Reliability Patterns — Junior Interview Questions¶

Collection: System Design · Level: Junior · Section 20 of 42 Goal: Recognize the named patterns that keep a distributed system standing when dependencies fail — circuit breakers, bulkheads, retries, throttling, health checks, leader election, compensation, deployment stamps, and load leveling — and explain which failure each one prevents with a concrete example.
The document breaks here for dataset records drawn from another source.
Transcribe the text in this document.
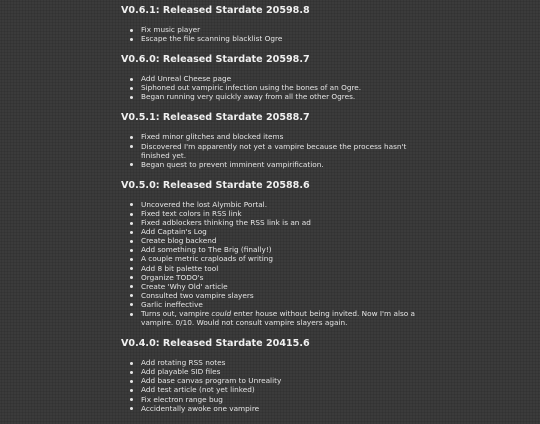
V0.6.1: Released Stardate 20598.8
Fix music player
Escape the file scanning blacklist Ogre
V0.6.0: Released Stardate 20598.7
Add Unreal Cheese page
Siphoned out vampiric infection using the bones of an Ogre.
Began running very quickly away from all the other Ogres.
V0.5.1: Released Stardate 20588.7
Fixed minor glitches and blocked items
Discovered I'm apparently not yet a vampire because the process hasn't finished yet.
Began quest to prevent imminent vampirification.
V0.5.0: Released Stardate 20588.6
Uncovered the lost Alymbic Portal.
Fixed text colors in RSS link
Fixed adblockers thinking the RSS link is an ad
Add Captain's Log
Create blog backend
Add something to The Brig (finally!)
A couple metric craploads of writing
Add 8 bit palette tool
Organize TODO's
Create 'Why Old' article
Consulted two vampire slayers
Garlic ineffective
Turns out, vampire could enter house without being invited. Now I'm also a vampire. 0/10. Would not consult vampire slayers again.
V0.4.0: Released Stardate 20415.6
Add rotating RSS notes
Add playable SID files
Add base canvas program to Unreality
Add test article (not yet linked)
Fix electron range bug
Accidentally awoke one vampire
A "junior" answer here is not a shallow answer — it is a correct, concrete, and honest one. Reliability patterns all answer the same underlying question: what does my system do when something it depends on is slow, broken, or overloaded? Interviewers are checking that you reach for the right named pattern, can say what it protects against, and know its cost. Each question below lists what the interviewer is really probing, a model answer, and often a follow-up they will likely ask next.

1. Circuit Breaker¶

Q1.1 — What problem does a circuit breaker solve?¶

Probing: Do you understand it stops cascading failure, not the original failure?

Model answer: When a downstream dependency (say, a payments API) starts failing or timing out, every caller that keeps retrying it piles up threads and connections waiting on something that won't answer. Those waiting threads exhaust the caller's own resources, so the caller fails too — the failure cascades upstream. A circuit breaker watches the error/timeout rate to a dependency and, once it crosses a threshold, trips open: calls fail immediately without even attempting the dead dependency. This frees the caller's resources, gives the dependency room to recover, and lets you serve a fast, degraded response instead of hanging.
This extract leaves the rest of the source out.